The two candidates to the American presidency, the incumbent
Barack Obama and the challenger Mitt Romney, had the first of three
face-to-face debates last night, October 3, 2012. What came out loudly and
clearly from that encounter was that Romney does not understand how an economy
works. This had been the suspicion about him since he started saying he knew
how to rescue the American economy because he was in business in a previous
life where he did well; the proof being that he accumulated a great deal of
wealth.
Despite the suspicion of some people, others gave Romney the
benefit of the doubt in the hope that he will unveil his economic plan during
the debates that were to happen just before the election. Well, the first
debate was about the economy, and all that Romney was able to give the audience
were the same old arguments. With this, he revealed that he may know how to
accumulate money once the wealth has been created by someone but he does not
know how to create that wealth himself. And this means that he may have the
knowledge to run a private equity fund successfully but he lacks the skill to
run the economy of a nation, let alone the economy of a superpower.

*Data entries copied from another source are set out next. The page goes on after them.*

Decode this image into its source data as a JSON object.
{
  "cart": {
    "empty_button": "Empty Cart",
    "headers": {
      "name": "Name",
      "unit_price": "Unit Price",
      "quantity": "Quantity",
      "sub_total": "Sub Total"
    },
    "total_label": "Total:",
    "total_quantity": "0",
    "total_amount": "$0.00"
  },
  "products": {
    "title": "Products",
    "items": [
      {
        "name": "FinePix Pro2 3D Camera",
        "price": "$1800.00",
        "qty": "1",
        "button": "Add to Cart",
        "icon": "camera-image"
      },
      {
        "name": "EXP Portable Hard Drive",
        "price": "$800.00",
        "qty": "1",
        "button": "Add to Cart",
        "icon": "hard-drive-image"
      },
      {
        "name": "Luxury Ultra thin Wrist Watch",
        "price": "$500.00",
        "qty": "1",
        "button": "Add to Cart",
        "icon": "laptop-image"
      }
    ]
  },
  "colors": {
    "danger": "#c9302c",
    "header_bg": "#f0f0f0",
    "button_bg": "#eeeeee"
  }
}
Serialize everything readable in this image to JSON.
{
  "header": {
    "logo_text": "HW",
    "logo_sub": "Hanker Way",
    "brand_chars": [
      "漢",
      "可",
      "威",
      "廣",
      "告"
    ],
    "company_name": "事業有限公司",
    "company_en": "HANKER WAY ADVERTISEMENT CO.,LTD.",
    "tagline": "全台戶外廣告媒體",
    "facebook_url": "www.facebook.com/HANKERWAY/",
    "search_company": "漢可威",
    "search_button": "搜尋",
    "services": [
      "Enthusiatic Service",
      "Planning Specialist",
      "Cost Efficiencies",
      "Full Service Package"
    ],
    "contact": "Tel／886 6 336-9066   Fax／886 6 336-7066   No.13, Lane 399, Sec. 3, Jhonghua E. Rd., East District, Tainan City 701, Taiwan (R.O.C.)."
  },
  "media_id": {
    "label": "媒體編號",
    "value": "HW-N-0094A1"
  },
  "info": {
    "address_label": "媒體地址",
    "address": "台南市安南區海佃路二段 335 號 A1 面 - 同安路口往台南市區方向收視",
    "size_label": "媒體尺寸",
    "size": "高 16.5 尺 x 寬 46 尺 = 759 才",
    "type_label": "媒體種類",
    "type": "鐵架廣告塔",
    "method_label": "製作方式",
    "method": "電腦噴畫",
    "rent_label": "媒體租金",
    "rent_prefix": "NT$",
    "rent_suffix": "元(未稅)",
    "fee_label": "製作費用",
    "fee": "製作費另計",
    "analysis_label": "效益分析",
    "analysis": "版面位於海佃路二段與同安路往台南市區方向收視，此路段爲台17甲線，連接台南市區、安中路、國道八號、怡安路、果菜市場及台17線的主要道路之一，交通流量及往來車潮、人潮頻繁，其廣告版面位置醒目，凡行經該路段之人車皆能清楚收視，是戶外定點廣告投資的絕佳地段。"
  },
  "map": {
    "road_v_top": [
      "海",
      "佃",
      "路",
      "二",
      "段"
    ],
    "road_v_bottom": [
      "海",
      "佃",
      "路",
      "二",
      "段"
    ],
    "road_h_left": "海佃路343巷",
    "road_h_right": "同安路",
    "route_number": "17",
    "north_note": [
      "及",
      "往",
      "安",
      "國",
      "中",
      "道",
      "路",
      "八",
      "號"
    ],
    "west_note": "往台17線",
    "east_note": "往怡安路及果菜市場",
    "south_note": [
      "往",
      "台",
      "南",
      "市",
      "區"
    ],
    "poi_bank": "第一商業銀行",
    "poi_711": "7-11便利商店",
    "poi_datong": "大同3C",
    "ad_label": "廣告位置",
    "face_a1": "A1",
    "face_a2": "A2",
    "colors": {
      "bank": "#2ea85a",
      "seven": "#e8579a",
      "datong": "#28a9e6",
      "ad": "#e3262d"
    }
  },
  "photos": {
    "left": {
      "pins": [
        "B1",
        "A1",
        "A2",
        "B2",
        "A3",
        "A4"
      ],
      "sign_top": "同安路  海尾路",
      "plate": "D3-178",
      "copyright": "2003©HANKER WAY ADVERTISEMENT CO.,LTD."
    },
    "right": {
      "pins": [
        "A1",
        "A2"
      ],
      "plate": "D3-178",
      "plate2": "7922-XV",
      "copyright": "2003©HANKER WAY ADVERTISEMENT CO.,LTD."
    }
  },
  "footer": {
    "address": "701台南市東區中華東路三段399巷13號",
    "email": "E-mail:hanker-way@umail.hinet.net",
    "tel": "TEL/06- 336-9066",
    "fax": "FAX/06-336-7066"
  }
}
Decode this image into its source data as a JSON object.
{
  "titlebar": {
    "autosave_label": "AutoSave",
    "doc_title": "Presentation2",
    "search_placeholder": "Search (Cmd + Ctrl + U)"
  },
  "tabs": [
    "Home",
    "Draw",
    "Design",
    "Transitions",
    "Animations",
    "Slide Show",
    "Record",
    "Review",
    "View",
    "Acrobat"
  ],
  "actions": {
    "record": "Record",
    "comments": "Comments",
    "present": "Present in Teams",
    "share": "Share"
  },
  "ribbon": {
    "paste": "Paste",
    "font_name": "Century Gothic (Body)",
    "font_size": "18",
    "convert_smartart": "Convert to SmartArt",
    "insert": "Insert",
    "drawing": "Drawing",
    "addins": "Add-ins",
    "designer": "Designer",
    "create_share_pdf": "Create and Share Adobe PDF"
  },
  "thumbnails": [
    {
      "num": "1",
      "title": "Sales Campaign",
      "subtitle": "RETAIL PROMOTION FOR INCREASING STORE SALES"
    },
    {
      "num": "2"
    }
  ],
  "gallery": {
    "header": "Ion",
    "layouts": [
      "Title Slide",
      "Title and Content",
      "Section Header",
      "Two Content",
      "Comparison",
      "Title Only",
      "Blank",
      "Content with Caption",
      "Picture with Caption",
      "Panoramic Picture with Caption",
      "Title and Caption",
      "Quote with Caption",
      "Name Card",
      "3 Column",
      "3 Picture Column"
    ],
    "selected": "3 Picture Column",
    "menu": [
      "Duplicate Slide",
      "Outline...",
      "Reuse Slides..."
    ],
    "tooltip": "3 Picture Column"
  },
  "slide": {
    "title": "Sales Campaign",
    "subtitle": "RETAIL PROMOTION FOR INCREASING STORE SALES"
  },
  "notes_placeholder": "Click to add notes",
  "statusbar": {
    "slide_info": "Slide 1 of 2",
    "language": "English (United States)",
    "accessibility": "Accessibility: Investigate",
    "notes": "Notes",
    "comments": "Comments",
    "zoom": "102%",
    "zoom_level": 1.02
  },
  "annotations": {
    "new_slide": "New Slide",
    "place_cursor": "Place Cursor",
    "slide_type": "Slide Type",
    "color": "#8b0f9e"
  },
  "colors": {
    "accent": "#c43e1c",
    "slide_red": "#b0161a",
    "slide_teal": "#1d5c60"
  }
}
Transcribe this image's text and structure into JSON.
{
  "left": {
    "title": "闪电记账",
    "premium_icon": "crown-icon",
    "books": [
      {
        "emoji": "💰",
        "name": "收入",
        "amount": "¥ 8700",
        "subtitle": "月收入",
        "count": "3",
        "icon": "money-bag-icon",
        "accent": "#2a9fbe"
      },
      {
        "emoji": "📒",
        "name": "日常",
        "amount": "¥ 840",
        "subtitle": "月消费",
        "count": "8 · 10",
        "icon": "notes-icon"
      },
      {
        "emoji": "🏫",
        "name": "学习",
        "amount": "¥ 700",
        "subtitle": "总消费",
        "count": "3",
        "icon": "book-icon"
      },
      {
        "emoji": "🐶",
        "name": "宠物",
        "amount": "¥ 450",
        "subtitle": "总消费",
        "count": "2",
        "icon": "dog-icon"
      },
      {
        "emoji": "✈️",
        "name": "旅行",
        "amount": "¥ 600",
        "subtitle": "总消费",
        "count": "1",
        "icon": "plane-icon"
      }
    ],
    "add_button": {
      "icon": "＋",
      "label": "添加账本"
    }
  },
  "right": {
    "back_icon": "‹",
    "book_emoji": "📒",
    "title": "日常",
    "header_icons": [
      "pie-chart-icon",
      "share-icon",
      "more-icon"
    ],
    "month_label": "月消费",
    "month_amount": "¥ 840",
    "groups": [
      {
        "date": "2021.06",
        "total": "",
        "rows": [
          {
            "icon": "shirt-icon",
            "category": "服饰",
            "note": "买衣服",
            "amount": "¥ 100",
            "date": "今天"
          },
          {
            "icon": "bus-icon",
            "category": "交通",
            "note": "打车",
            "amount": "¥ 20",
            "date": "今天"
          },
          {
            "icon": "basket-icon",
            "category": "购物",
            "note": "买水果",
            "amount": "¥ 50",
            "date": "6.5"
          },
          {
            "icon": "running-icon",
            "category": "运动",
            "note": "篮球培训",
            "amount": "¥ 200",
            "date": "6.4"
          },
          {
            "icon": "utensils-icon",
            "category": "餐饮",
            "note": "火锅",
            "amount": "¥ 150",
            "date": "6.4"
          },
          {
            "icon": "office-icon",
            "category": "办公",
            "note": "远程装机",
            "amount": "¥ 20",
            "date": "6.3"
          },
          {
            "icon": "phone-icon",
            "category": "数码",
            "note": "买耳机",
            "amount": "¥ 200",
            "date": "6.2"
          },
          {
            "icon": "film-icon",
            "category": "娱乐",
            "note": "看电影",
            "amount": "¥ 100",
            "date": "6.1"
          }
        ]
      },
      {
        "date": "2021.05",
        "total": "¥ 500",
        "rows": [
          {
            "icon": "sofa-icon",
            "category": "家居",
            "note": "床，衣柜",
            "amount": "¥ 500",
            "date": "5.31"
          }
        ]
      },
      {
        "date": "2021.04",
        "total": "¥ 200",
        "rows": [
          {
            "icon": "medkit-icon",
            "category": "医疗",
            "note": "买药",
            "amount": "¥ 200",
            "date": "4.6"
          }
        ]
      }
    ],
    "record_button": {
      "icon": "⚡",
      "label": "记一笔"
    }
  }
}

What he was able to demonstrate during the debate was that
he could memorize a little of the language of business and a few simple ideas
about the subject. In fact, he did not have to be in business to accumulate
this kind of knowledge because reading the pages of the business section in a
newspaper for a year would have been sufficient to give him that much of a
background. Many people do just that, and manage to lead the good life running
a small business requiring little or no acumen.
Based on the presentation that Romney made, his economic
philosophy came to the fore and proved to stand entirely on the principle that
if you cut taxes, you will grow the economy enough so that you could reward
everyone and keep everybody happy. No matter what question he was asked, and no
matter the angle from which he articulated his points, the message that came
out concerning his position was to the effect that cutting taxes was going to
fix all things.
But the fact is that the remedy he described – while being a
legitimate remedy – is not one that works everywhere. This is because each
ailing economy requires a remedy that is specific to it. If there existed a
single remedy that worked for every economy, it would be applied everywhere,
and there would never be an ailing economy in the world. But the truth is that
economies go through cycles that weaken them at times due to the possible
combination of a number of circumstances. Thus, to fix an ailing economy, one
must begin by understanding what afflicts it, then prescribe the correct
remedy.
What can be said about the American economy today is that
cutting taxes to leave more money in the hands of those who “create jobs” –
which is what Romney advocates – is not the right kind of remedy because
massive amounts of money are now in the hands of these people; whomever they
may be. Simply put, the system is flush with money, and pumping into it more
money will not do the trick. Something else needs to be done, and Romney has
shown he has no clue what that is.
The reality is that there have been extensive and well
thought-out discussions on the ailing American economy, and the possible remedy
to it. You would think that Romney had caught wind of that, and had fashioned a
stance of his own to run on. But this is not what he did, and it is obvious
why. It is that the discussions were above his head because running a private
equity fund did not equip him to understand those discussions. He remained deaf
to them and clung to the superficial language that may sound substantive to a
financial engineer but says little to those who maintain a wider view of the
economy.
Another point that kept cropping in the Romney presentation
was that competition was going to make the economy work better. This too is one
of those simple concepts you need not be proficient in business to know about. But
you need to have been in business to understand that an economy can suffer in
such a way as to force merchants in a given line of business avoid competition
between them. They form pools, associations or cartels that help them stay in
business till conditions change. That is, they cease to compete against each
other.
And this is what happened in the health care business in America ,
especially the insurance part of it. Had Mitt Romney understood this reality,
he would have made a more enlightened presentation of his health plan, thus
avoided attacking Obamacare as he did.
So far, Romney has shown he can get into the rink with a
bunch of like minded financiers, fund managers and gamblers where he would land
a punch or two on someone's nose – maybe even the referee – but he is no
material that is ready to run an economy the size of America's.